But he was smiling when he left the subway—only it was that same merciless smile once more. It was not alone the mere act of robbery that fanned his anger to a white heat. Again and again, he was picturing in his mind that fine old gray-haired couple; again and again he saw the old colonel bend and lift that sweet face to his, and saw them look into each other’s eyes. There was something holy, something reverent in that love which the years had ripened and mellowed with tenderness; something that was profound, that made of this night’s work a sacrilege in touching them—and that poor jewel, clung to all too obviously through adversity for its past associations, was probably the last real thing of intrinsic value they possessed!

“I am not sure,” muttered Jimmie Dale—he was fingering the automatic in his pocket, “I am not sure that I can trust myself to-night!”

Ten minutes’ walk from the subway brought him before a dingy and dilapidated three-story tenement on the East Side. The Nest, they called it in the underworld; and worthily so, for its roof sheltered more of the cheaper and petty class of criminals probably than any other single dwelling in New York—the steerers, the hangers-on, the stalls, those of the lesser breed of vultures, and the more vicious therefore, who at best made but a precarious livelihood from their iniquitous pursuits.

One of Jimmie Dale’s shoulders was hunched forward, giving a crude and ill-fitting set to his fashionably tailored, Fifth Avenue coat; he staggered slightly, and the flap of his collar protruded, while his tie, pulled out, sprawled over his vest; also his slouch hat, badly crushed and looking as though it had rolled in the mire of the street, was tilted forward at an unhappy angle until it was balanced on the bridge of his nose. Men, women, and children passed him by—for the street was crowded—paying him not the slightest attention. He lurched in through the front door of the tenement, swayed up against the hallway inside—and stood there, still swaying a little.

It was dark here, and the atmosphere was musty and fetid; a murmur pervaded the place as of voices behind many closed doors, but apart from that the tenement might have been empty and deserted for all the signs of life it evidenced. And then the spot where Jimmie Dale had stood was vacant, and he was along the narrow hallway without a sound, and, opening a door at the rear, stood peering out. After a moment, he closed the door again without fastening it; and, back once more toward the front of the hallway, began to creep silently up the stairs.

He reached the top landing. Old Attic had two miserable rooms here, where he conducted his even more miserable business! Jimmie Dale dropped on his knees before the door that faced the head of the stairs, and placed his ear to the panel. Noiselessly he tried the door. It was locked. He was smiling that merciless smile again in the darkness, as his deft, slim fingers worked at the keyhole. He was not too late this time! Old Jake was there, and—yes, Thorold, too. They were even now haggling over the pendant—he could hear them quite distinctly now with the door open a crack.

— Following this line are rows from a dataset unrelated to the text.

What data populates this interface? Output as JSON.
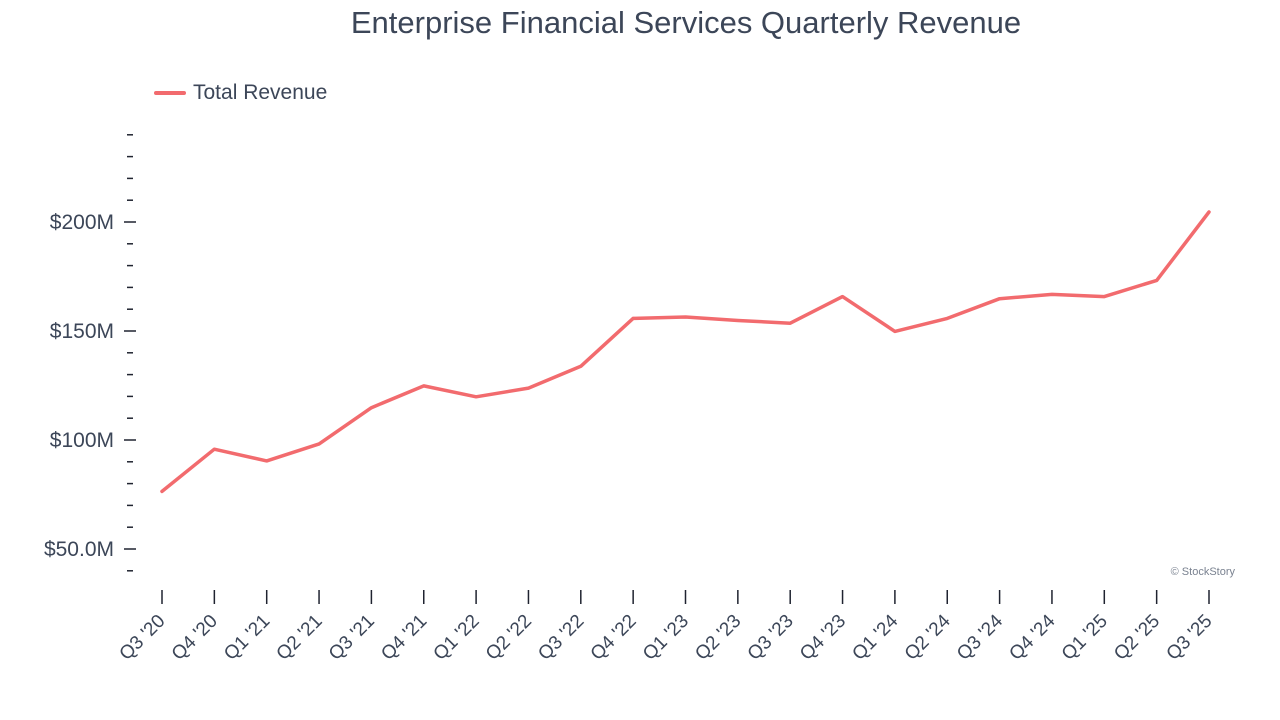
{
  "chart_data": {
    "type": "line",
    "title": "Enterprise Financial Services Quarterly Revenue",
    "xlabel": "",
    "ylabel": "",
    "categories": [
      "Q3 '20",
      "Q4 '20",
      "Q1 '21",
      "Q2 '21",
      "Q3 '21",
      "Q4 '21",
      "Q1 '22",
      "Q2 '22",
      "Q3 '22",
      "Q4 '22",
      "Q1 '23",
      "Q2 '23",
      "Q3 '23",
      "Q4 '23",
      "Q1 '24",
      "Q2 '24",
      "Q3 '24",
      "Q4 '24",
      "Q1 '25",
      "Q2 '25",
      "Q3 '25"
    ],
    "series": [
      {
        "name": "Total Revenue",
        "color": "#f26b6e",
        "values": [
          76.4,
          95.8,
          90.4,
          98.2,
          114.8,
          124.8,
          119.8,
          123.8,
          133.8,
          155.8,
          156.4,
          154.8,
          153.6,
          165.8,
          149.8,
          155.8,
          164.8,
          166.8,
          165.8,
          173.2,
          204.6
        ]
      }
    ],
    "ylim": [
      40,
      240
    ],
    "yticks_major": [
      {
        "value": 50,
        "label": "$50.0M"
      },
      {
        "value": 100,
        "label": "$100M"
      },
      {
        "value": 150,
        "label": "$150M"
      },
      {
        "value": 200,
        "label": "$200M"
      }
    ],
    "ytick_minor_step": 10,
    "legend_position": "top-left",
    "grid": false
  },
  "watermark": "© StockStory"
}
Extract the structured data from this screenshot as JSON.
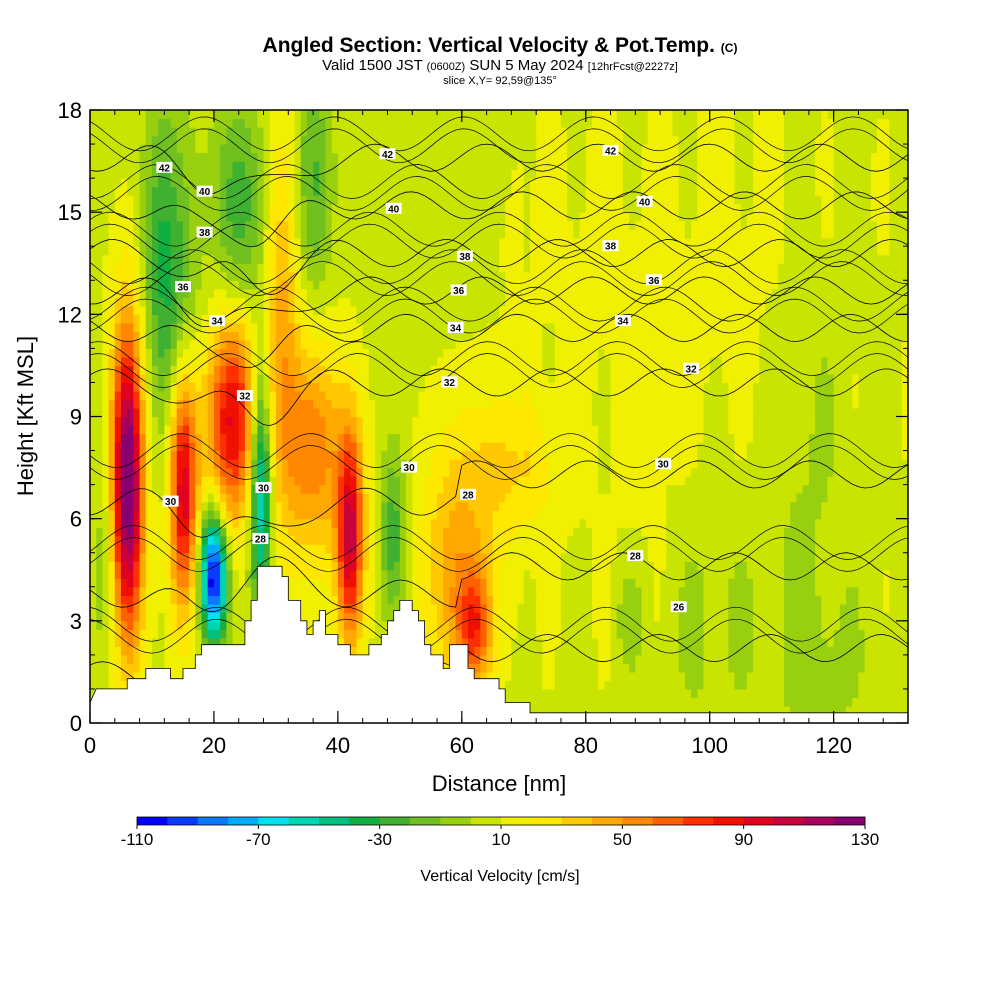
{
  "chart_data": {
    "type": "contour",
    "title": "Angled Section: Vertical Velocity & Pot.Temp.",
    "title_suffix": "(C)",
    "subtitle_valid": "Valid 1500 JST",
    "subtitle_zulu": "(0600Z)",
    "subtitle_date": "SUN 5 May 2024",
    "subtitle_fcst": "[12hrFcst@2227z]",
    "slice_info": "slice X,Y= 92,59@135°",
    "xlabel": "Distance [nm]",
    "ylabel": "Height [Kft MSL]",
    "xlim": [
      0,
      132
    ],
    "ylim": [
      0,
      18
    ],
    "x_ticks": [
      0,
      20,
      40,
      60,
      80,
      100,
      120
    ],
    "y_ticks": [
      0,
      3,
      6,
      9,
      12,
      15,
      18
    ],
    "colorbar": {
      "label": "Vertical Velocity [cm/s]",
      "tick_values": [
        -110,
        -70,
        -30,
        10,
        50,
        90,
        130
      ],
      "levels": [
        -110,
        -100,
        -90,
        -80,
        -70,
        -60,
        -50,
        -40,
        -30,
        -20,
        -10,
        0,
        10,
        20,
        30,
        40,
        50,
        60,
        70,
        80,
        90,
        100,
        110,
        120,
        130
      ],
      "colors": [
        "#0000ff",
        "#0a3cff",
        "#0a78ff",
        "#00aaff",
        "#00e0f0",
        "#00d4b0",
        "#00c080",
        "#10b040",
        "#40b030",
        "#70c020",
        "#98d010",
        "#c8e400",
        "#f0f000",
        "#ffe800",
        "#ffc800",
        "#ffa800",
        "#ff8800",
        "#ff6000",
        "#ff3000",
        "#f01000",
        "#e00020",
        "#c8003c",
        "#a8005c",
        "#880070"
      ]
    },
    "terrain_kft": [
      [
        0,
        0.6
      ],
      [
        1,
        1.0
      ],
      [
        6,
        1.0
      ],
      [
        6,
        1.3
      ],
      [
        9,
        1.3
      ],
      [
        9,
        1.6
      ],
      [
        13,
        1.6
      ],
      [
        13,
        1.3
      ],
      [
        15,
        1.3
      ],
      [
        15,
        1.6
      ],
      [
        17,
        1.6
      ],
      [
        17,
        2.0
      ],
      [
        18,
        2.0
      ],
      [
        18,
        2.3
      ],
      [
        25,
        2.3
      ],
      [
        25,
        3.0
      ],
      [
        26,
        3.0
      ],
      [
        26,
        3.6
      ],
      [
        27,
        3.6
      ],
      [
        27,
        4.6
      ],
      [
        31,
        4.6
      ],
      [
        31,
        4.3
      ],
      [
        32,
        4.3
      ],
      [
        32,
        3.6
      ],
      [
        34,
        3.6
      ],
      [
        34,
        3.0
      ],
      [
        35,
        3.0
      ],
      [
        35,
        2.6
      ],
      [
        36,
        2.6
      ],
      [
        36,
        3.0
      ],
      [
        37,
        3.0
      ],
      [
        37,
        3.3
      ],
      [
        38,
        3.3
      ],
      [
        38,
        2.6
      ],
      [
        40,
        2.6
      ],
      [
        40,
        2.3
      ],
      [
        42,
        2.3
      ],
      [
        42,
        2.0
      ],
      [
        45,
        2.0
      ],
      [
        45,
        2.3
      ],
      [
        47,
        2.3
      ],
      [
        47,
        2.6
      ],
      [
        48,
        2.6
      ],
      [
        48,
        3.0
      ],
      [
        49,
        3.0
      ],
      [
        49,
        3.3
      ],
      [
        50,
        3.3
      ],
      [
        50,
        3.6
      ],
      [
        52,
        3.6
      ],
      [
        52,
        3.3
      ],
      [
        53,
        3.3
      ],
      [
        53,
        3.0
      ],
      [
        54,
        3.0
      ],
      [
        54,
        2.3
      ],
      [
        55,
        2.3
      ],
      [
        55,
        2.0
      ],
      [
        57,
        2.0
      ],
      [
        57,
        1.6
      ],
      [
        58,
        1.6
      ],
      [
        58,
        2.3
      ],
      [
        61,
        2.3
      ],
      [
        61,
        1.6
      ],
      [
        62,
        1.6
      ],
      [
        62,
        1.3
      ],
      [
        66,
        1.3
      ],
      [
        66,
        1.0
      ],
      [
        67,
        1.0
      ],
      [
        67,
        0.6
      ],
      [
        71,
        0.6
      ],
      [
        71,
        0.3
      ],
      [
        132,
        0.3
      ]
    ],
    "theta_isolines_C": [
      26,
      28,
      30,
      32,
      34,
      36,
      38,
      40,
      42
    ],
    "labels": [
      {
        "text": "42",
        "x": 12,
        "y": 16.3
      },
      {
        "text": "40",
        "x": 18.5,
        "y": 15.6
      },
      {
        "text": "38",
        "x": 18.5,
        "y": 14.4
      },
      {
        "text": "36",
        "x": 15,
        "y": 12.8
      },
      {
        "text": "34",
        "x": 20.5,
        "y": 11.8
      },
      {
        "text": "32",
        "x": 25,
        "y": 9.6
      },
      {
        "text": "30",
        "x": 13,
        "y": 6.5
      },
      {
        "text": "30",
        "x": 28,
        "y": 6.9
      },
      {
        "text": "28",
        "x": 27.5,
        "y": 5.4
      },
      {
        "text": "42",
        "x": 48,
        "y": 16.7
      },
      {
        "text": "40",
        "x": 49,
        "y": 15.1
      },
      {
        "text": "38",
        "x": 60.5,
        "y": 13.7
      },
      {
        "text": "36",
        "x": 59.5,
        "y": 12.7
      },
      {
        "text": "34",
        "x": 59,
        "y": 11.6
      },
      {
        "text": "32",
        "x": 58,
        "y": 10.0
      },
      {
        "text": "30",
        "x": 51.5,
        "y": 7.5
      },
      {
        "text": "28",
        "x": 61,
        "y": 6.7
      },
      {
        "text": "42",
        "x": 84,
        "y": 16.8
      },
      {
        "text": "40",
        "x": 89.5,
        "y": 15.3
      },
      {
        "text": "38",
        "x": 84,
        "y": 14.0
      },
      {
        "text": "36",
        "x": 91,
        "y": 13.0
      },
      {
        "text": "34",
        "x": 86,
        "y": 11.8
      },
      {
        "text": "32",
        "x": 97,
        "y": 10.4
      },
      {
        "text": "30",
        "x": 92.5,
        "y": 7.6
      },
      {
        "text": "28",
        "x": 88,
        "y": 4.9
      },
      {
        "text": "26",
        "x": 95,
        "y": 3.4
      }
    ]
  }
}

He pushed the door open a little wider, but very slowly, scarcely an inch at a time. He was in luck again! They were in the inner room. He opened the door still a little wider, stepped softly over the threshold, and closed the door behind him.

Save for a dim light that filtered out through the half open door of the inner room, it was dark here. Slowly, with that almost uncanny, silent tread that he had acquired on the creaky, rickety stairs of the old Sanctuary, Jimmie Dale began to move forward, the weight of his body wholly and firmly on one foot before the other was lifted from the floor; and, as he advanced, the black silk mask, from a pocket in the leather girdle, was drawn over his face.

He could see them now quite plainly—the twisted, crunched-up form of old Jake, with his tawny-bearded face, and narrow, shifting little black eyes; the smooth-shaven, suave, oily, cunning countenance of Thorold, the super-crook. Both were sitting at a table in the miserly appointed room, whose only other articles of furniture were a cheap iron bed and a few chairs. Old Jake was whining; Thorold’s voice held an angry rasp.

“Four thousand, you cursed miser, and not a cent less,” Thorold was saying.